The academics are looking for aggregate data from Google about the requests it receives and how it deals with them, which would let data watchdogs and the public scrutinise the decisions it's making and reveal the sorts of information people consider most private. This could help inform privacy and data policy going forward.

"We should know if the anecdotal evidence of Google's process is representative: What sort of information typically gets delisted (e.g., personal health) and what sort typically does not (e.g., about a public figure), in what proportions and in what countries?," the letter notes.

Powles argued that Google clearly has such data, and its apparent unwillingness to share is not about privacy, but power. "They understand the power of information more than anyone," she said.

Google hasn't yet responded to Motherboard's request for comment, but told the Guardian: "Our transparency report is always evolving and it's helpful to have feedback like this so we know what information the public would find useful. We will consider these ideas, weighing them against the various constraints within which we have to work—operationally and from a data protection standpoint."

Better coverage

EU regulators, meanwhile, are eyeing up increased coverage. At the moment, Google delinks URLs in results on its European websites, but not Google.com. European Commissioners and data regulators have suggested they want that to change.

"We want the removals to be applicable on all Google sites," Isabelle Falque-Pierrotin, head of France's data protection regulator, CNIL, told The Wall Street Journal. "Their position will have to change."
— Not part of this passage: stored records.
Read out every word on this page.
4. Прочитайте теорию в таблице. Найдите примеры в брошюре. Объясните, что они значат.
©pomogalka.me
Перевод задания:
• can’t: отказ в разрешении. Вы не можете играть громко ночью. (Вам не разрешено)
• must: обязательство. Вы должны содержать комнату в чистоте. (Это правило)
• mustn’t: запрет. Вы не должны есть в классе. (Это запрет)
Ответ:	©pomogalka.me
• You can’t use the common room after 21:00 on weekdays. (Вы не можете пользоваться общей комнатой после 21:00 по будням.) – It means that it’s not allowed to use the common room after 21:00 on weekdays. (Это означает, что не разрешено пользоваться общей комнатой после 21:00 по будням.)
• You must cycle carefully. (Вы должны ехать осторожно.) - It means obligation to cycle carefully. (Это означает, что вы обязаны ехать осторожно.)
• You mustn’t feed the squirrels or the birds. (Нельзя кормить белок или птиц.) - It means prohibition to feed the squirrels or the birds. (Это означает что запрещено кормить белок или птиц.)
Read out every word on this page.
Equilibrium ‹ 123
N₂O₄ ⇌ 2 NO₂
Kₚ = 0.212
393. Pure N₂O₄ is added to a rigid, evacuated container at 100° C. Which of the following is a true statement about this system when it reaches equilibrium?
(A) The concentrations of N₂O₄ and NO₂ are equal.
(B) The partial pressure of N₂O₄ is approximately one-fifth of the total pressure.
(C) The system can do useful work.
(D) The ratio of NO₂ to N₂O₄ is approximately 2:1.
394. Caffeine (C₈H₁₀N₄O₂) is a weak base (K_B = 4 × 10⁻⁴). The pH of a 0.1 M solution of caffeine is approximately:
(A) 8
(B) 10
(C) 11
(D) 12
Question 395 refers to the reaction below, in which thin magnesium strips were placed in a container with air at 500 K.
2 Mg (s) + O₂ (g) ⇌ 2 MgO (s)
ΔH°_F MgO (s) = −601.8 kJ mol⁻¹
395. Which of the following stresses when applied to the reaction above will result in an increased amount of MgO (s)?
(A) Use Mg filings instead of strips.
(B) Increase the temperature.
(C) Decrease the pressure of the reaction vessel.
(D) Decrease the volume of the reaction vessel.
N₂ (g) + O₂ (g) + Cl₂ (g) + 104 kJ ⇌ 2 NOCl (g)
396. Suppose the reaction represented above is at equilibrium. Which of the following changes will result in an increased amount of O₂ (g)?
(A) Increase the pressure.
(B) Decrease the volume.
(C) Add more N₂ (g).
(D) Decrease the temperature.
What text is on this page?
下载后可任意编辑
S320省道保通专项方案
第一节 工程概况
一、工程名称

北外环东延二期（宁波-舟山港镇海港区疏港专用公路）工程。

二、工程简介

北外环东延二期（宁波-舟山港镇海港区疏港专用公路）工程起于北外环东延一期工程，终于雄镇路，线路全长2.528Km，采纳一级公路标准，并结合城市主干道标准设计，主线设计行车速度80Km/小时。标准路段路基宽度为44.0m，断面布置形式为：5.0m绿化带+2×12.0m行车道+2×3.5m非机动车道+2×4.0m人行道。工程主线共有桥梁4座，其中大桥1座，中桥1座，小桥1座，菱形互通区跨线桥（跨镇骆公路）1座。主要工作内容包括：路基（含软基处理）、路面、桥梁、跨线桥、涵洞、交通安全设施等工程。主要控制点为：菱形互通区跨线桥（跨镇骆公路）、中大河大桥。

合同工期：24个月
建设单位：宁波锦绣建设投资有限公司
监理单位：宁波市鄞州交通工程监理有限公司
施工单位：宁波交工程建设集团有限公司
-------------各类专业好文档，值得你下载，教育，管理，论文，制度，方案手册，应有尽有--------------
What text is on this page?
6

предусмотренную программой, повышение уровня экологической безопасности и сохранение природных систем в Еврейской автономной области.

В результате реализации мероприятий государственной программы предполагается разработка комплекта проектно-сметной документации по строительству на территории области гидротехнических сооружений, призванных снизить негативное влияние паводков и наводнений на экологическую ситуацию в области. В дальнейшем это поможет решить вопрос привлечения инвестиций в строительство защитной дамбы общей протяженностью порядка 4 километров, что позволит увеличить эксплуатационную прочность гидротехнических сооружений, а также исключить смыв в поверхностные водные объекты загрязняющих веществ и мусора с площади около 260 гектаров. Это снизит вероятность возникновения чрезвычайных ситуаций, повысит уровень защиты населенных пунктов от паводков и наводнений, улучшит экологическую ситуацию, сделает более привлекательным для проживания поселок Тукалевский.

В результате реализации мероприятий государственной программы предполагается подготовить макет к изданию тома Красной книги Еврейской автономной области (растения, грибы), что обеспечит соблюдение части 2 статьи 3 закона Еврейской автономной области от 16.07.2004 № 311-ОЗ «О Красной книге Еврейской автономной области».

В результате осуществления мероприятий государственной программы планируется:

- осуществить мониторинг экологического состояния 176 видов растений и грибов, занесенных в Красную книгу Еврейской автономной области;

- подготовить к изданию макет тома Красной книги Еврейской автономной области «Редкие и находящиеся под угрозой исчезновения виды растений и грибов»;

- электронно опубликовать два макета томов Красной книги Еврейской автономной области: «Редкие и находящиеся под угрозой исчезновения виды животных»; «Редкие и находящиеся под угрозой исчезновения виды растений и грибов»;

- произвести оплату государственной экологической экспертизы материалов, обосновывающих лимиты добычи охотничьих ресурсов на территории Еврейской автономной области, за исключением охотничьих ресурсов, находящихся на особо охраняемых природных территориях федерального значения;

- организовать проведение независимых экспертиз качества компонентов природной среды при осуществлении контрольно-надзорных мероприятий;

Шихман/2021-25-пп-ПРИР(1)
That may be seen as overreach—why should European laws extend to the US?—but it's worth noting that Google already delinks many more websites across all of its properties deemed to contain copyright infringement under American laws.

"I don't think it's likely that Google will roll it out globally in the short term—the First Amendment argument in the US is still too strong—but I wouldn't rule it out in the long term," noted Bernal. "Google is being subject to more regulation generally, on both sides of the Atlantic, and this can only be expected to continue. The next year or so will be very interesting for Google and regulators generally."